# Best way to patch holes in drywall



## CowboyAndy (Feb 19, 2008)

What is the best way to patch a hole in drywall? I have done new sheetrock and mud before, but never had to patch a hole. There are 2 holes, 1 is 6"x6", then about 3" below is a 4"x4" hole.


----------



## Maintenance 6 (Feb 26, 2008)

Paint stores have adhesive patches that stick on and then mud over. Around here they sell them in 4x4 and 6x6 versions. The other way is to screw a couple of wood blocks across the inside of the hole and screw a patch to the blocks. Then mud and tape.


----------



## colddodger (Dec 18, 2008)

*patch drywall*

cut a piece of drywall 4" bigger then the hole turn over to the back side of the drywall cut paper on back 2" or little more in oround the sides bend or break the broad on the cut peal off the outer backing you have a peice that will fit the hole and have paper side to mud and finsh no wood or other things need mud edge of hole put you peice in place mud like any taped seam


----------



## Termite (Apr 13, 2008)

I don't care for the band aid patches they sell. Weak repair at best, although aesthetically they look the same.

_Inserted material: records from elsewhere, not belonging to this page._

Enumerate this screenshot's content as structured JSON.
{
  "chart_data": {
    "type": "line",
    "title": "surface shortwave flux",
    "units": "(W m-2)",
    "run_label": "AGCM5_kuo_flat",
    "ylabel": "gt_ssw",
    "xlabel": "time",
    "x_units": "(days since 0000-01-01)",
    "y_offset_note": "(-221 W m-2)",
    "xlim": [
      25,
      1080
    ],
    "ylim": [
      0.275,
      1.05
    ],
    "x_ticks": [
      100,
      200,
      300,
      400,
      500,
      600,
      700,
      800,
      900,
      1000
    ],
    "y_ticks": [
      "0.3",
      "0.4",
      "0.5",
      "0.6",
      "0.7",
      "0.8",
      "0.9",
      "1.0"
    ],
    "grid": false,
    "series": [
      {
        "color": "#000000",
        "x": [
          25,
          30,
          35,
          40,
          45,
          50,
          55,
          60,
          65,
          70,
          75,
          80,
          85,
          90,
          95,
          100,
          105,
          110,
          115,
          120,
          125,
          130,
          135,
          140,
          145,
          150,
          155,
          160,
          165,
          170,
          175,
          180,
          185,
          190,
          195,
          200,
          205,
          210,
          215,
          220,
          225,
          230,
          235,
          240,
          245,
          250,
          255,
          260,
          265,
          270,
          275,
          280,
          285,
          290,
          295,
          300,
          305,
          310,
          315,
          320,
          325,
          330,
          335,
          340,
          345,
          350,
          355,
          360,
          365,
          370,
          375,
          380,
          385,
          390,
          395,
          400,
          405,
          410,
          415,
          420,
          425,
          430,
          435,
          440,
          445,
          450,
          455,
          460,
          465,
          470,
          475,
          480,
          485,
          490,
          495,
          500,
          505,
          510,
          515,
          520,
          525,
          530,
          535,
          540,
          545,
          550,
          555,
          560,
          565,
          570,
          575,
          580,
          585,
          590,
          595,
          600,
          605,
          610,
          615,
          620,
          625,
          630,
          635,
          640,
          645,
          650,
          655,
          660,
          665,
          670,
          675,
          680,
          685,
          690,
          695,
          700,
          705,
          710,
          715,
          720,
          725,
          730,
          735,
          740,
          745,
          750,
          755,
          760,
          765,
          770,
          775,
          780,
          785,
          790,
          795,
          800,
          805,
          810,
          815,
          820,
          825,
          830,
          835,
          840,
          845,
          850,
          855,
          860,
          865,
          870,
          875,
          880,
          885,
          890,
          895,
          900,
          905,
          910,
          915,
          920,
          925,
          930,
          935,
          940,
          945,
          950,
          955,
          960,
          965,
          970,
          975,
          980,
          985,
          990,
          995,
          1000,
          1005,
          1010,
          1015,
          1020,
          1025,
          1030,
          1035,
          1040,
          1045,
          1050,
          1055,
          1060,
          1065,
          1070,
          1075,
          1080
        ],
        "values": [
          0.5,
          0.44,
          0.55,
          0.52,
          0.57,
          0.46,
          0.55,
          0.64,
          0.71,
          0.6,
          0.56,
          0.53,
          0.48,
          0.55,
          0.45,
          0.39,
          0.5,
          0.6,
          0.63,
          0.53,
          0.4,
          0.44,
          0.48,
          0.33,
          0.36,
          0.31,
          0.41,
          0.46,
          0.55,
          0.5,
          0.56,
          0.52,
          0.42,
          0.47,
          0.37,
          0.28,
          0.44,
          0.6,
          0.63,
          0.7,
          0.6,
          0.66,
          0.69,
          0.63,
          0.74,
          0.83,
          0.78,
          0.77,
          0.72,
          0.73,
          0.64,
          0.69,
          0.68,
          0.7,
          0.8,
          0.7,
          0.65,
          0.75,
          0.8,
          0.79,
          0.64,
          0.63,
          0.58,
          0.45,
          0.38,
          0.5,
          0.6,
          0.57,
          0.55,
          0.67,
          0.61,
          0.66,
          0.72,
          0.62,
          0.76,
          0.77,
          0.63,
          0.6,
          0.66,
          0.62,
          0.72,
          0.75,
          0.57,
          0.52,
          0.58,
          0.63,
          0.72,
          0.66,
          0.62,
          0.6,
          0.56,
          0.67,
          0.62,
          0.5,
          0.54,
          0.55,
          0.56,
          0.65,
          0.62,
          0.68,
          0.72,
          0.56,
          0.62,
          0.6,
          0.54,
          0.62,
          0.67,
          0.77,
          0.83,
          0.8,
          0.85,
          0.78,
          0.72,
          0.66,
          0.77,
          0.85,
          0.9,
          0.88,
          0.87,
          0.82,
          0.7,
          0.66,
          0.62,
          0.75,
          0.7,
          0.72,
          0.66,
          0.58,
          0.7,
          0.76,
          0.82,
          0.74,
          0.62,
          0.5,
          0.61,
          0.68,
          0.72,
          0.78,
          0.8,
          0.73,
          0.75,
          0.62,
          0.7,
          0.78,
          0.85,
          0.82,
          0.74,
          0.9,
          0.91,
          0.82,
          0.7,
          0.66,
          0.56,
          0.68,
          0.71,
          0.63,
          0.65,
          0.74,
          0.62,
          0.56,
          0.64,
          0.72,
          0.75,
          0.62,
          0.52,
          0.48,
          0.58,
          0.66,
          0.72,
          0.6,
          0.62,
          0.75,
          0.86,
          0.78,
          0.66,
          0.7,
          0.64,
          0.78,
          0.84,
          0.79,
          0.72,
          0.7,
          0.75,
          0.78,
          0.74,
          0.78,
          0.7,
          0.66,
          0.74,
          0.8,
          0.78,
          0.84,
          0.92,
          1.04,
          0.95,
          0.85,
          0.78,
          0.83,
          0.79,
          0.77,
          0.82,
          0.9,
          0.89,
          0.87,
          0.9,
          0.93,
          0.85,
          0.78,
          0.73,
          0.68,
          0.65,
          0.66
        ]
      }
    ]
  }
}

I prefer to use a couple pieces of 1x a few inches longer than the hole. Insert them into the wall and run a screw through the sheetrock an inch or so from the edge of the patch into each end of the 1x's. That gives you something solid to screw a new chunk of sheetrock into, giving you a solid, stable full thickness patch that isn't reliant on tape to hold it in place.


----------



## bjbatlanta (Jul 16, 2008)

Colddodger's method (hot patch) is the easiest for small repairs. Put a small amount of mud around the edge of the patch and the hole in the wall. Wipe all excess so the patch doesn't bulge out. Allow to dry completely before coating again (12 hrs. or so). If you use setting type compound, you can speed up the process.


----------



## ponch37300 (Nov 27, 2007)

I have used these clips numerous times and they work great and are pretty cheap. You just slide them onto the drywall already in place and drive a screw in and then cut your new piece of drywall patch and put it in place and then screw it to the clips and then the tabs on the clips break off. Super easy and leaves a flat surface to tape and mud. 
http://www.prest-on.com/Scripts/prodList.asp?idcategory=3


----------